ASWAJADEWATA.COM |
Semboyan “Dalam barisan satu komando” yang populer di kalangan santri Salafiyah Syafi’iyah Sukorejo Situbondo menjelang pemilihan daerah memiliki makna yang dalam. Ungkapan ini menegaskan pentingnya kesatuan, ketaatan, dan kepatuhan terhadap arahan pemimpin (dalam hal ini kiai) dalam menentukan arah politik.
Pesan semboyan tersebut, cukup ampuh dan mampu mengantarkan “jagoannya” sebagai pemenang. Walaupun selisihnya tidak terlalu besar (mungkin pihak yang lain, juga mengikuti “komando” kiai yang lain).
Dari sudut pandang psikologi, semboyan ini mencerminkan konsep kepatuhan kepada otoritas (obedience to authority). Santri menganggap kiai sebagai pemimpin yang memiliki legitimasi moral dan spiritual. Arahan dari kiai dianggap sebagai keputusan yang benar, sehingga santri cenderung tunduk dan bersatu dalam mengikuti arahan tersebut tanpa mempertanyakan keabsahannya. Sami’na waatho’na; kami dengar dan kami patuh!
Semboyan ini juga menggambarkan penguatan identitas kolektif. Santri merasa menjadi bagian dari kelompok yang memiliki tujuan dan nilai bersama, yaitu mendukung keputusan politik yang telah ditentukan oleh kiai. Identitas ini memberikan rasa kebanggaan, solidaritas, dan makna, sehingga mereka lebih termotivasi untuk bertindak bersama.
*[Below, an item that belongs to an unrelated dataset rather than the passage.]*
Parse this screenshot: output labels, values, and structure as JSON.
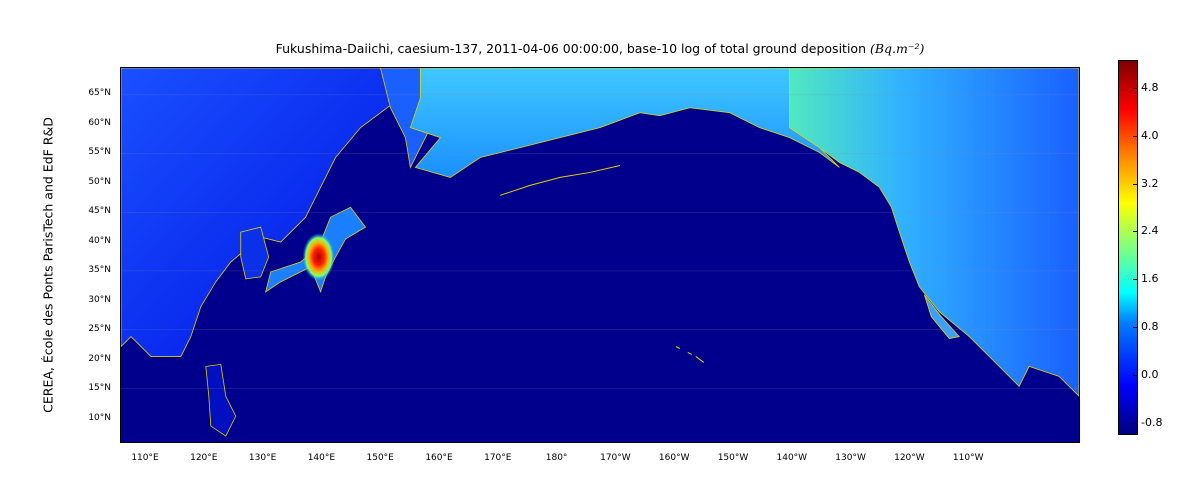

Berada dalam “satu komando” memberikan rasa aman secara emosional karena santri merasa tidak sendiri dalam mengambil keputusan. Ketika seluruh kelompok bergerak dalam satu arahan, tekanan untuk memilih atau bertindak secara independen berkurang, sehingga mereka lebih percaya diri dan puas dengan keputusan yang diambil.
Dari perspektif psikologi, mengikuti arahan kiai dianggap sebagai tindakan berbasis nilai (value-based action), bukan semata-mata pertimbangan pragmatis. Hal ini menciptakan justifikasi moral bahwa apapun hasilnya, tindakan mereka sudah selaras dengan keyakinan spiritual.
Semboyan “Dalam barisan satu komando” tidak hanya menegaskan kesatuan sikap politik di kalangan santri, tetapi juga mencerminkan integrasi antara nilai-nilai keagamaan, kultural, dan sosial dalam pengambilan keputusan politik. Dari perspektif psikologi, semboyan ini menunjukkan pengaruh besar figur otoritas dalam membentuk kepatuhan, solidaritas, dan identitas kolektif.
Sementara itu, dari perspektif sosiologi, semboyan ini menggambarkan bagaimana struktur sosial dan budaya pesantren menciptakan harmoni dan kesatuan tindakan di tengah dinamika politik.
Semboyan ini menjadi simbol kekuatan komunitas pesantren dalam menghadapi perubahan sosial-politik tanpa kehilangan akar tradisi dan nilai-nilai moralnya.